When tpu SSH first came out, I immediately went to my pytorch buddy (who became famous in the meantime by pioneering the CLIP AI art you’ve probably been seeing: https://mobile.twitter.com/rivershavewings) and said “Rivers, you have to try TPUs! They’re wonderful! Now you can run pytorch on them directly!”

She was skeptical, because she’d had nothing but endless problems with the official pytorch TPU notebooks (which use a TPU in “remote” mode, aka it fires up an RPC server you attach to).

“No no, trust me — I bet their rpc driver was just horrible. It can’t be true that the Pytorch XLA backend is terrible on TPUs. How could that be? Facebook makes awesome software, and they’ve worked on this for so long. Some intern probably wrote the rpc system or something. Anyway, you can SSH into mine! See, no RPC server! What’s your pubkey?”

A few hours later, she reported that it froze in exactly the same place.

I could hardly believe it. I was so upset that I dug really deeply to try to figure out what the heck the problem was.

It was recompiling itself. Every. Inference.

Every compile took 15 minutes.

Their XLA backend is so far behind Jax that it’s not even a contest.

Worse, I’ve since realized why they can’t fix the problem. JAX gives you precise control over which functions get JIT’ed (compiled into XLA), and when that happens.

Pytorch doesn’t. There’s no @torch.jit decorator for your functions.

That means they need to infer which parts to jit (the inference model), and which parts not to (the inference loop).

The moment that magic fails, congrats; it’s now recompiling every iteration. (15 min per iteration is impressive, since usually it’s measured in “iterations per second”…)

JAX even has a TPU compiler cache now, which persists across Python runs. It’s like MacOS in 2021 vs Windows in 1995.

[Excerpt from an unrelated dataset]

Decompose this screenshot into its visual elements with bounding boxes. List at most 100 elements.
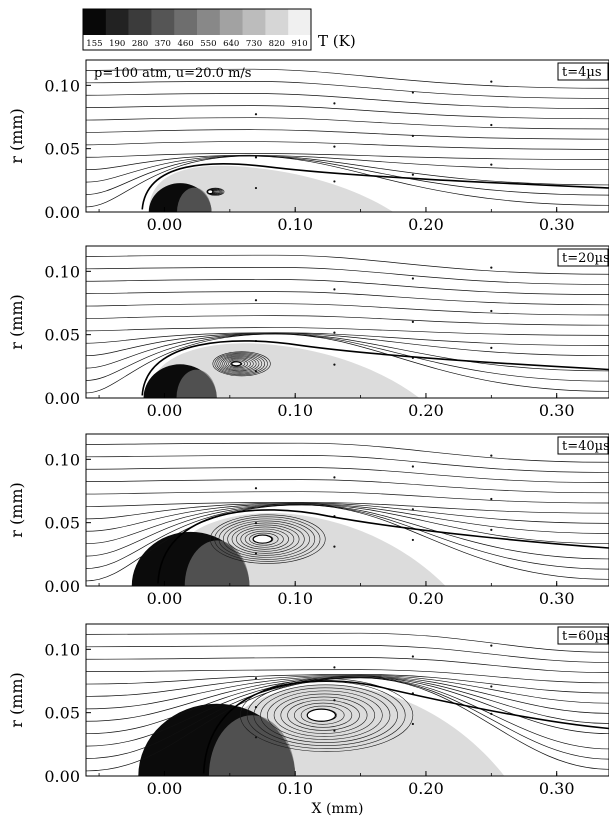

This is deeply frustrating to me, because there’s no reason for it — I don’t know if Facebook is intentionally kneecapping pytorch to keep people off of TPUs, or if it’s just run of the mill incompetence. But (like Windows 95) they’re going to discover they’re not the only game in town forever.

The pytorch programming model is just really hard to adapt to an XLA-like compiler. Imperative python code doesn't translate to an ML graph compiler particularly well; Jax's API is functional, so it's easier to translate to the XLA API. By contrast, torch/xla uses "lazy tensors" that record the computation graph and compile when needed. The trouble is, if the compute graph changes from run to run, you end up recompiling a lot.

I guess in Jax you'd just only apply `jax.jit` to the parts where the compute graph is static? I'd be curious to see examples of how this works in practice. Fwiw, there's an offshoot of pytorch that is aiming to provide this sort of API (see https://github.com/pytorch/functorch and look at eager_compilation.py).

(Disclaimer: I worked on this until quite recently.)

Underscoring your point, GCP has a tutorial page for training Pytorch models on TPU: https://cloud.google.com/tpu/docs/tutorials/pytorch-pod

High-five fellow CLion user! I've found it exceedingly good at handling C++, C and Rust projects on GTK / Gnome.